Book Review - Carthage Must Be Destroyed - by Richard Miles

It's been a while since I've posted a book review here! Or at least a *new* book review, as opposed to revisiting a couple of older ones that I just had never posted here.

For those of you who love ancient history, Carthage Must Be Destroyed is right up your alley. Especially if you're a big fan of studying the Roman Empire (as opposed to being a big fan *of* the Empire, because that would be wrong).

Some of the major series of events in the early Roman Empire are the Punic Wars with Carthage, the Mediterranean kingdom on the northern coast of Africa that rivaled Rome in power. We've read a lot from the Roman side on these wars, eventually ending in the total destruction of the Carthaginian Empire. But what about from the Carthage side? Just how did this city become so great, and such a prominent feature of the Mediterranean landscape?

Richard Miles goes into a lot of detail about Carthage and how it formed, along with it's long and tempestuous relationship with Rome.

My review of the book is now up on Curled Up With a Good Book (actually, it's been up for a while now, but I'm just now getting to post it here).

From the review:
""Carthage must be destroyed" was uttered by Cato the Elder, a Roman statesman and general who fought in the Punic Wars, and is a fitting title for this book—though one that highlights one of the weaknesses of the book as well.
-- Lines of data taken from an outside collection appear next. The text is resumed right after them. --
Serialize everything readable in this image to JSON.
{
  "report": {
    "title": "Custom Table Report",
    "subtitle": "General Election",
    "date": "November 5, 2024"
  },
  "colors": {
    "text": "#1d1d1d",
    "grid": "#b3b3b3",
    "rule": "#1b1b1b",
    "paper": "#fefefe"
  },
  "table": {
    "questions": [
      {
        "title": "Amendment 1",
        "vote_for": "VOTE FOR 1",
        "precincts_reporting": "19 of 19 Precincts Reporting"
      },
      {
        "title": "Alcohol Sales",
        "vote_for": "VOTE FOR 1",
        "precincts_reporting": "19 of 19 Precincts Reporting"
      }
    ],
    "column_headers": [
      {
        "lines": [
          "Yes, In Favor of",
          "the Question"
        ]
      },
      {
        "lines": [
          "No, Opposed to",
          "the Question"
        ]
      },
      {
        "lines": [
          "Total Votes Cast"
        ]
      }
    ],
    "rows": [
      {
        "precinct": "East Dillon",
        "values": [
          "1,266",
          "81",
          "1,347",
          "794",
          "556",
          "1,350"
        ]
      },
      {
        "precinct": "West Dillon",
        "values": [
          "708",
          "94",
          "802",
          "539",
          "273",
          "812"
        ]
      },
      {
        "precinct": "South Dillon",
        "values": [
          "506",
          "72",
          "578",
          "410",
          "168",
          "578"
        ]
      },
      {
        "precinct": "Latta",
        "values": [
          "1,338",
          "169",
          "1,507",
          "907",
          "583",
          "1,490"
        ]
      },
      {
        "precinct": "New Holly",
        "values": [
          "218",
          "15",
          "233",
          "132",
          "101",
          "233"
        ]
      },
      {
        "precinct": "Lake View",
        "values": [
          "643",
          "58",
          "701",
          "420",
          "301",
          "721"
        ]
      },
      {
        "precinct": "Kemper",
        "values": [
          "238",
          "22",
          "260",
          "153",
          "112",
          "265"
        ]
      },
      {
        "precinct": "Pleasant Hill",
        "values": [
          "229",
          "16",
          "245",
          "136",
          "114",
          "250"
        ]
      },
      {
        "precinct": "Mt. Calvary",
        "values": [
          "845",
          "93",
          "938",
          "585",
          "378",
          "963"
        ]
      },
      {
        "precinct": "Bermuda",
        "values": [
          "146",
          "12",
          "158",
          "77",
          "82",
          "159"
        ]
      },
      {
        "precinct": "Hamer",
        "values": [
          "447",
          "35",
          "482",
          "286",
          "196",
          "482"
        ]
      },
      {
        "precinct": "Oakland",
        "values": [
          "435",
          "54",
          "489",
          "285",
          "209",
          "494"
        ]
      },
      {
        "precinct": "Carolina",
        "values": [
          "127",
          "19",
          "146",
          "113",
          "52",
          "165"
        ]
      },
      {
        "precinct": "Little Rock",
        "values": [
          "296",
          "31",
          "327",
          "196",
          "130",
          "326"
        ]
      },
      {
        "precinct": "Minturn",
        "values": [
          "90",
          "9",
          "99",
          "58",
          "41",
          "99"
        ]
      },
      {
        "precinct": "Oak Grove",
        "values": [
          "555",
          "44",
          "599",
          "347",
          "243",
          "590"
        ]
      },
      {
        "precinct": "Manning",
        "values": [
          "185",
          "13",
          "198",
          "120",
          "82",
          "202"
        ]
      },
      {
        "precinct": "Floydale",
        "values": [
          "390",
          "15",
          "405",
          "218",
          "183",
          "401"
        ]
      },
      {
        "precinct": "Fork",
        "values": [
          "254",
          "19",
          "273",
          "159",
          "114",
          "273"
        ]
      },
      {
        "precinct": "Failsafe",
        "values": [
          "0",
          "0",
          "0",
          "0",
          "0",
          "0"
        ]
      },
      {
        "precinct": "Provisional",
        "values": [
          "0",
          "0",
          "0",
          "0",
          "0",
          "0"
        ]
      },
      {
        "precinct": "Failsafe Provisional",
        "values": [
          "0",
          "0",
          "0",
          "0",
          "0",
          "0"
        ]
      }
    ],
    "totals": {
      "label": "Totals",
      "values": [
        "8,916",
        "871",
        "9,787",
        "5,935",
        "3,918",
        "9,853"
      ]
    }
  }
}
The book jacket promises that this book is a "full scale history" of Carthage. That's not totally accurate. While Miles does convey a great deal of information about how Carthage was formed as a colony of the Phoenicians but ended up becoming greater than its sire, Carthage Must Be Destroyed is almost entirely about Carthage as an empire, not Carthage as a place to live. We read how it became a great empire in itself, with colonies in modern-day Spain and Sicily, and how this eventually forced them to butt heads with the growing Roman influence in the Mediterranean. It's all about foreign affairs, meaning we learn relatively little about what life in Carthage was actually like. This may be due to a lack of sources and thus may not be Miles's fault. Taken as a whole, however, the book does not come as advertised."
That really is the only problem with the book. So many of the sources are Roman, because the ones from Carthage are pretty much lost, that there really isn't a lot about the day to day life in Carthage that Miles can tell us about.

It does give a blow by blow account of the Punic Wars, what Carthage hoped to achieve, and how they ended up on the sharpened point of history, flailing away until they ceased to exist.

This was interesting to me because it was something I knew a little about but never enough. The fact that it was a huge book (and heavy, so if you're carrying it around, you might want to get the Kindle version) just made more to savor.

If you're interested in the subject, it's definitely a book to check out.